Procedury ważniejsze od dobra zabytku? Zamek w Grobnikach nadal czeka na remont
Czy ponad 130 tysięcy złotych i dwa lata przygotowań zostaną zmarnowane? Może się tak stać w przypadku zamku joannitów w Grobnikach w gminie Głubczyce.
Przygotowania były prowadzone pod okiem wojewódzkiego konserwatora zabytków. Po zatwierdzeniu projektu gmina miała wystąpić o fundusze na remont do Narodowego Funduszu Ochrony Środowiska. Mowa o blisko 3 milionach złotych, które mają zabezpieczyć 95 proc. kosztów. Remont stanął jednak pod znakiem zapytania.
- Zmiany projektu, proponowane przez wojewódzkiego konserwatora zabytków, znacznie utrudniają całą procedurę - uważa Paweł Buczek, przedstawiciel stowarzyszenia "Inicjatywa" z Grobnik i pełnomocnik gminy w kwestii zamku. - Zgodnie z sugestią konserwatora zabytków, powinniśmy te założenia zupełnie zmienić. Zaproponowano nam, że trzeba odrzucić całą jedną kondygnację. To nie jest zmiana kosmetyczna, ale taka, która wywraca projekt do góry nogami.

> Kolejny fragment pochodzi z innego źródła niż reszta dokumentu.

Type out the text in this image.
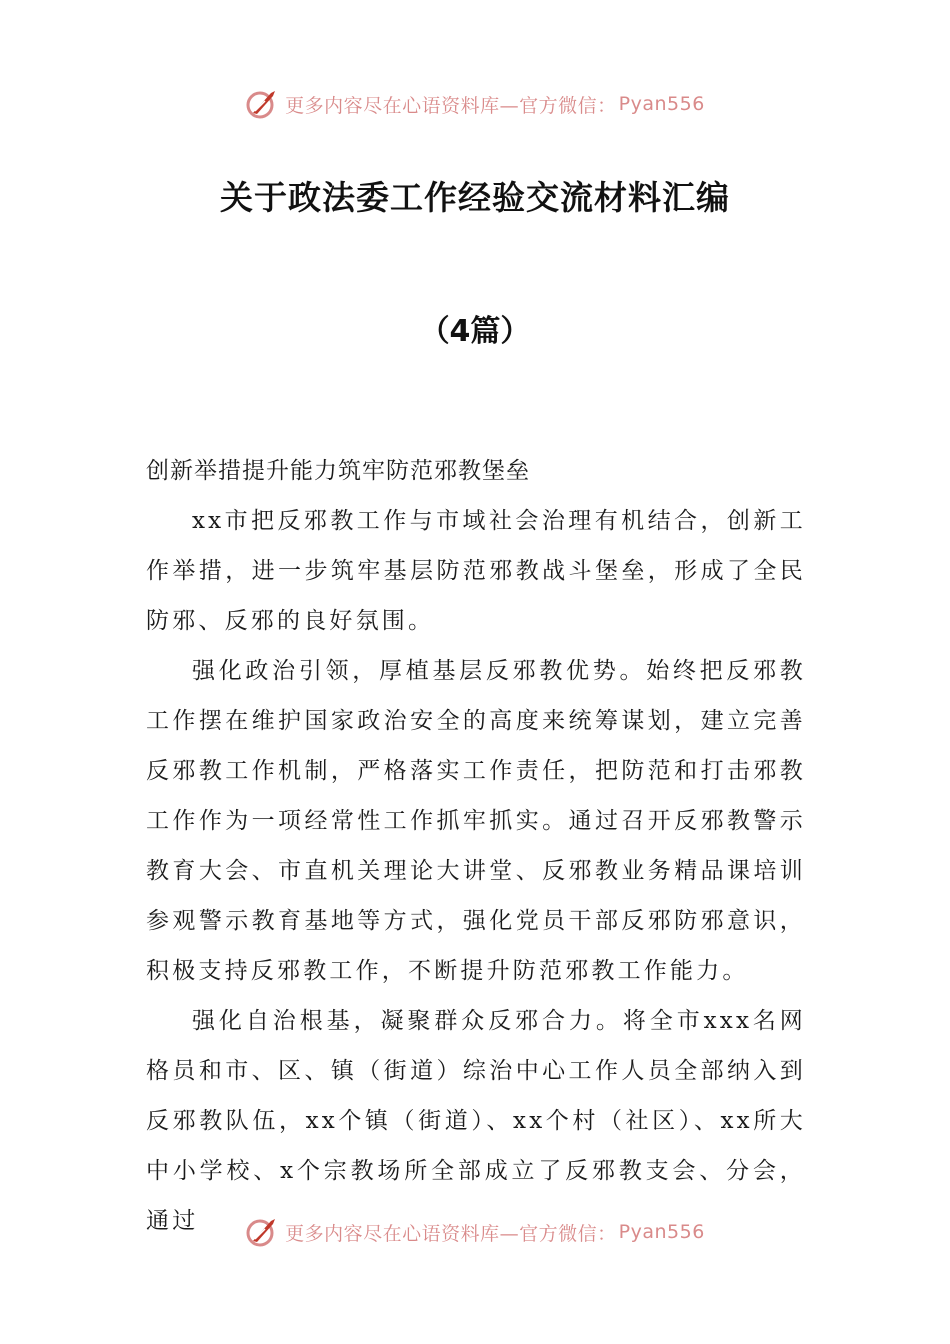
更多内容尽在心语资料库—官方微信： Pyan556
关于政法委工作经验交流材料汇编
（4篇）

创新举措提升能力筑牢防范邪教堡垒

xx市把反邪教工作与市域社会治理有机结合，创新工作举措，进一步筑牢基层防范邪教战斗堡垒，形成了全民防邪、反邪的良好氛围。

强化政治引领，厚植基层反邪教优势。始终把反邪教工作摆在维护国家政治安全的高度来统筹谋划，建立完善反邪教工作机制，严格落实工作责任，把防范和打击邪教工作作为一项经常性工作抓牢抓实。通过召开反邪教警示教育大会、市直机关理论大讲堂、反邪教业务精品课培训参观警示教育基地等方式，强化党员干部反邪防邪意识，积极支持反邪教工作，不断提升防范邪教工作能力。

强化自治根基，凝聚群众反邪合力。将全市xxx名网格员和市、区、镇（街道）综治中心工作人员全部纳入到反邪教队伍，xx个镇（街道）、xx个村（社区）、xx所大中小学校、x个宗教场所全部成立了反邪教支会、分会，通过	更多内容尽在心语资料库—官方微信： Pyan556
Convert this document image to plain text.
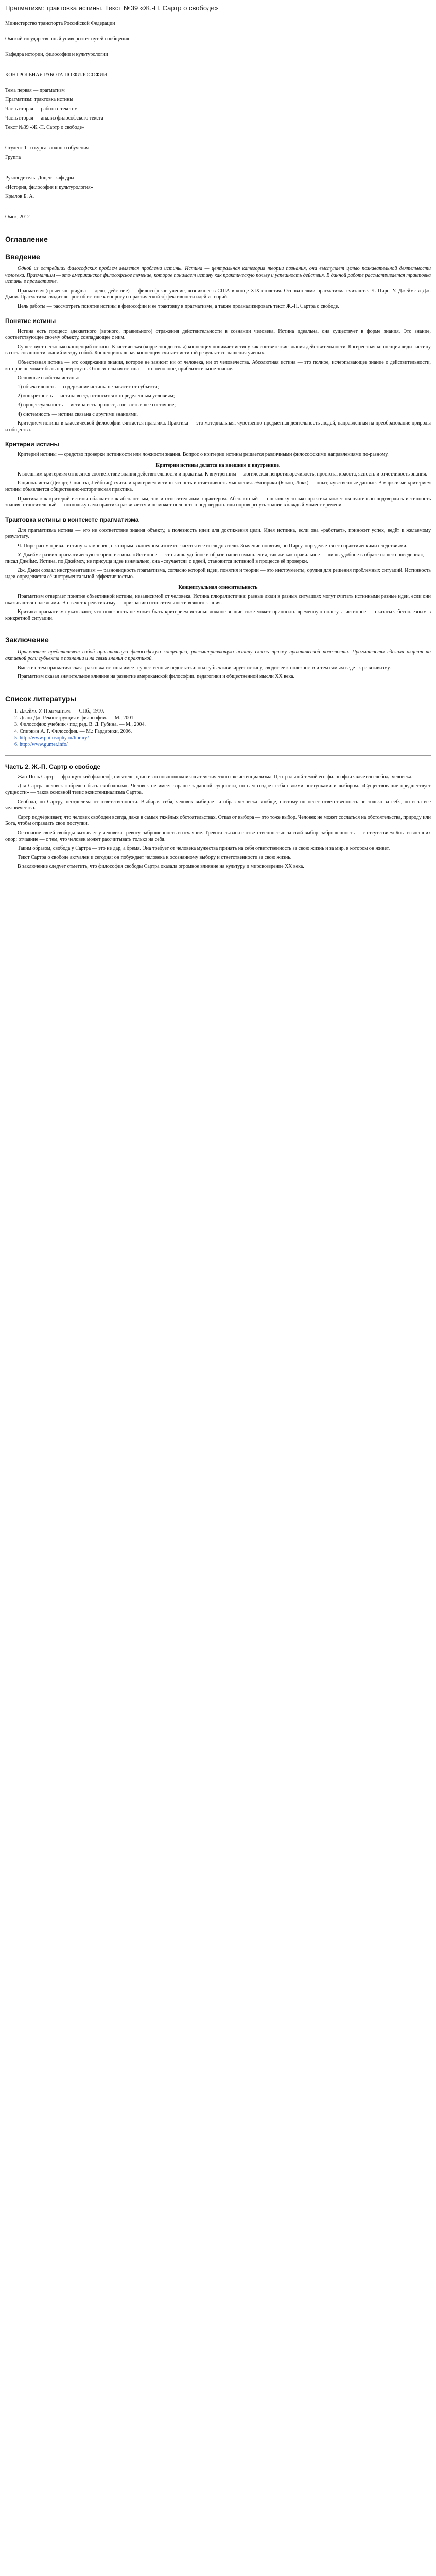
Прагматизм: трактовка истины. Текст №39 «Ж.-П. Сартр о свободе»
Министерство транспорта Российской Федерации
Омский государственный университет путей сообщения
Кафедра истории, философии и культурологии
КОНТРОЛЬНАЯ РАБОТА ПО ФИЛОСОФИИ
Тема первая — прагматизм
Прагматизм: трактовка истины
Часть вторая — работа с текстом
Часть вторая — анализ философского текста
Текст №39 «Ж.-П. Сартр о свободе»
Студент 1-го курса заочного обучения
Группа
Руководитель: Доцент кафедры
«История, философия и культурология»
Крылов Б. А.
Омск, 2012
Оглавление
Введение
Одной из острейших философских проблем является проблема истины. Истина — центральная категория теории познания, она выступает целью познавательной деятельности человека. Прагматизм — это американское философское течение, которое понимает истину как практическую пользу и успешность действия. В данной работе рассматривается трактовка истины в прагматизме.
Прагматизм (греческое pragma — дело, действие) — философское учение, возникшее в США в конце XIX столетия. Основателями прагматизма считаются Ч. Пирс, У. Джеймс и Дж. Дьюи. Прагматизм сводит вопрос об истине к вопросу о практической эффективности идей и теорий.
Цель работы — рассмотреть понятие истины в философии и её трактовку в прагматизме, а также проанализировать текст Ж.-П. Сартра о свободе.
Понятие истины
Истина есть процесс адекватного (верного, правильного) отражения действительности в сознании человека. Истина идеальна, она существует в форме знания. Это знание, соответствующее своему объекту, совпадающее с ним.
Существует несколько концепций истины. Классическая (корреспондентная) концепция понимает истину как соответствие знания действительности. Когерентная концепция видит истину в согласованности знаний между собой. Конвенциональная концепция считает истиной результат соглашения учёных.
Объективная истина — это содержание знания, которое не зависит ни от человека, ни от человечества. Абсолютная истина — это полное, исчерпывающее знание о действительности, которое не может быть опровергнуто. Относительная истина — это неполное, приблизительное знание.
Основные свойства истины:
1) объективность — содержание истины не зависит от субъекта;
2) конкретность — истина всегда относится к определённым условиям;
3) процессуальность — истина есть процесс, а не застывшее состояние;
4) системность — истина связана с другими знаниями.
Критерием истины в классической философии считается практика. Практика — это материальная, чувственно-предметная деятельность людей, направленная на преобразование природы и общества.
Критерии истины
Критерий истины — средство проверки истинности или ложности знания. Вопрос о критерии истины решается различными философскими направлениями по-разному.
Критерии истины делятся на внешние и внутренние.
К внешним критериям относятся соответствие знания действительности и практика. К внутренним — логическая непротиворечивость, простота, красота, ясность и отчётливость знания.
Рационалисты (Декарт, Спиноза, Лейбниц) считали критерием истины ясность и отчётливость мышления. Эмпирики (Бэкон, Локк) — опыт, чувственные данные. В марксизме критерием истины объявляется общественно-историческая практика.
Практика как критерий истины обладает как абсолютным, так и относительным характером. Абсолютный — поскольку только практика может окончательно подтвердить истинность знания; относительный — поскольку сама практика развивается и не может полностью подтвердить или опровергнуть знание в каждый момент времени.
Трактовка истины в контексте прагматизма
Для прагматизма истина — это не соответствие знания объекту, а полезность идеи для достижения цели. Идея истинна, если она «работает», приносит успех, ведёт к желаемому результату.
Ч. Пирс рассматривал истину как мнение, с которым в конечном итоге согласятся все исследователи. Значение понятия, по Пирсу, определяется его практическими следствиями.
У. Джеймс развил прагматическую теорию истины. «Истинное — это лишь удобное в образе нашего мышления, так же как правильное — лишь удобное в образе нашего поведения», — писал Джеймс. Истина, по Джеймсу, не присуща идее изначально, она «случается» с идеей, становится истинной в процессе её проверки.
Дж. Дьюи создал инструментализм — разновидность прагматизма, согласно которой идеи, понятия и теории — это инструменты, орудия для решения проблемных ситуаций. Истинность идеи определяется её инструментальной эффективностью.
Концептуальная относительность
Прагматизм отвергает понятие объективной истины, независимой от человека. Истина плюралистична: разные люди в разных ситуациях могут считать истинными разные идеи, если они оказываются полезными. Это ведёт к релятивизму — признанию относительности всякого знания.
Критики прагматизма указывают, что полезность не может быть критерием истины: ложное знание тоже может приносить временную пользу, а истинное — оказаться бесполезным в конкретной ситуации.
Заключение
Прагматизм представляет собой оригинальную философскую концепцию, рассматривающую истину сквозь призму практической полезности. Прагматисты сделали акцент на активной роли субъекта в познании и на связи знания с практикой.
Вместе с тем прагматическая трактовка истины имеет существенные недостатки: она субъективизирует истину, сводит её к полезности и тем самым ведёт к релятивизму.
Прагматизм оказал значительное влияние на развитие американской философии, педагогики и общественной мысли XX века.
Список литературы
1. Джеймс У. Прагматизм. — СПб., 1910.
2. Дьюи Дж. Реконструкция в философии. — М., 2001.
3. Философия: учебник / под ред. В. Д. Губина. — М., 2004.
4. Спиркин А. Г. Философия. — М.: Гардарики, 2006.
5. http://www.philosophy.ru/library/
6. http://www.gumer.info/
Часть 2. Ж.-П. Сартр о свободе
Жан-Поль Сартр — французский философ, писатель, один из основоположников атеистического экзистенциализма. Центральной темой его философии является свобода человека.
Для Сартра человек «обречён быть свободным». Человек не имеет заранее заданной сущности, он сам создаёт себя своими поступками и выбором. «Существование предшествует сущности» — таков основной тезис экзистенциализма Сартра.
Свобода, по Сартру, неотделима от ответственности. Выбирая себя, человек выбирает и образ человека вообще, поэтому он несёт ответственность не только за себя, но и за всё человечество.
Сартр подчёркивает, что человек свободен всегда, даже в самых тяжёлых обстоятельствах. Отказ от выбора — это тоже выбор. Человек не может сослаться на обстоятельства, природу или Бога, чтобы оправдать свои поступки.
Осознание своей свободы вызывает у человека тревогу, заброшенность и отчаяние. Тревога связана с ответственностью за свой выбор; заброшенность — с отсутствием Бога и внешних опор; отчаяние — с тем, что человек может рассчитывать только на себя.
Таким образом, свобода у Сартра — это не дар, а бремя. Она требует от человека мужества принять на себя ответственность за свою жизнь и за мир, в котором он живёт.
Текст Сартра о свободе актуален и сегодня: он побуждает человека к осознанному выбору и ответственности за свою жизнь.
В заключение следует отметить, что философия свободы Сартра оказала огромное влияние на культуру и мировоззрение XX века.
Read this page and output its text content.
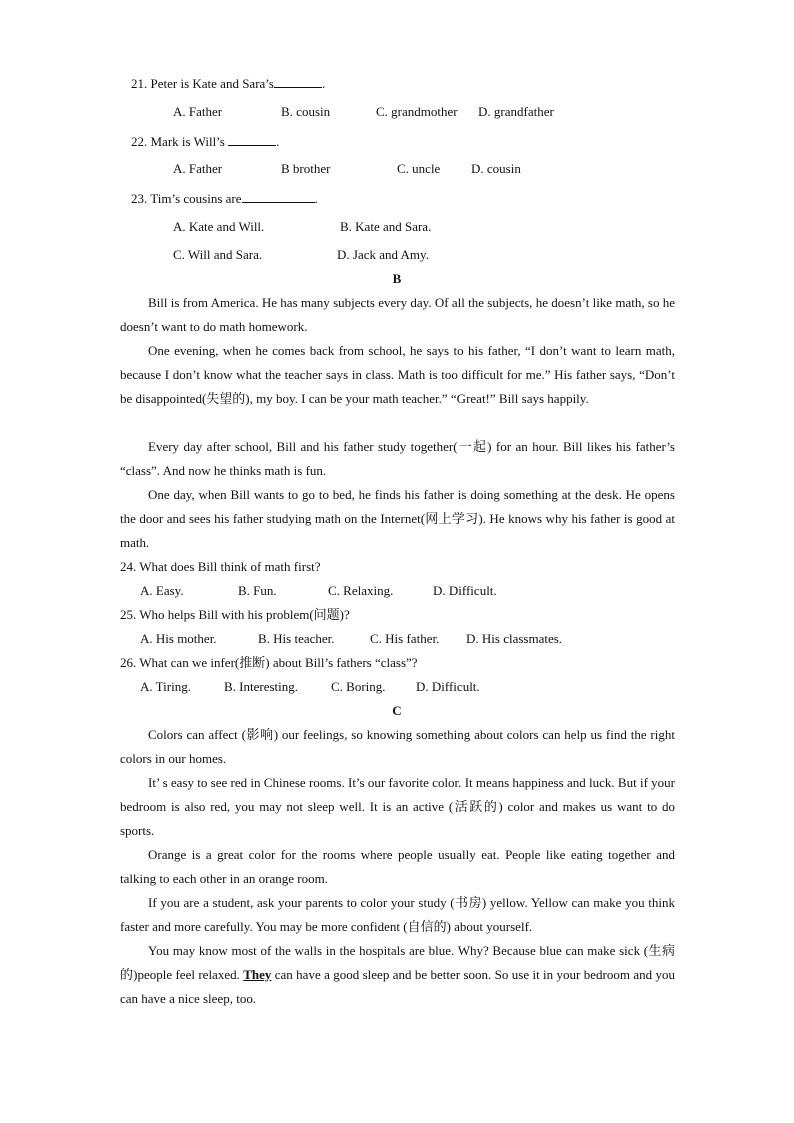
21. Peter is Kate and Sara’s	.
A. Father	B. cousin	C. grandmother D. grandfather
22. Mark is Will’s	.
A. Father	B brother	C. uncle D. cousin
23. Tim’s cousins are	.
A. Kate and Will.	B. Kate and Sara.
C. Will and Sara.	D. Jack and Amy.
B
Bill is from America. He has many subjects every day. Of all the subjects, he doesn’t like math, so he doesn’t want to do math homework.
One evening, when he comes back from school, he says to his father, “I don’t want to learn math, because I don’t know what the teacher says in class. Math is too difficult for me.” His father says, “Don’t be disappointed(失望的), my boy. I can be your math teacher.” “Great!” Bill says happily.
Every day after school, Bill and his father study together(一起) for an hour. Bill likes his father’s “class”. And now he thinks math is fun.
One day, when Bill wants to go to bed, he finds his father is doing something at the desk. He opens the door and sees his father studying math on the Internet(网上学习). He knows why his father is good at math.
24. What does Bill think of math first?
A. Easy.	B. Fun.	C. Relaxing.	D. Difficult.
25. Who helps Bill with his problem(问题)?
A. His mother.	B. His teacher.	C. His father. D. His classmates.
26. What can we infer(推断) about Bill’s fathers “class”?
A. Tiring.	B. Interesting.	C. Boring. D. Difficult.
C
Colors can affect (影响) our feelings, so knowing something about colors can help us find the right colors in our homes.
It’ s easy to see red in Chinese rooms. It’s our favorite color. It means happiness and luck. But if your bedroom is also red, you may not sleep well. It is an active (活跃的) color and makes us want to do sports.
Orange is a great color for the rooms where people usually eat. People like eating together and talking to each other in an orange room.
If you are a student, ask your parents to color your study (书房) yellow. Yellow can make you think faster and more carefully. You may be more confident (自信的) about yourself.
You may know most of the walls in the hospitals are blue. Why? Because blue can make sick (生病的)people feel relaxed. They can have a good sleep and be better soon. So use it in your bedroom and you can have a nice sleep, too.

Dodajmy, że w ubiegłym roku konserwator zatwierdził warunki zabudowy i zagospodarowania dla tej inwestycji. To było podstawą do dalszych prac.
- W związku z tym ja nie daję weta na remont, ale wykonawca musi dostarczyć dokumenty zgodne z wszystkimi wytycznymi, które przedstawiliśmy - mówi Elżbieta Molak, wojewódzki konserwator zabytków. - W stanie obecnym wydaliśmy dla projektanta konkretne wytyczne, jak ma dalej postępować. Po ich spełnieniu nie widzę zagrożeń dla realizacji inwestycji.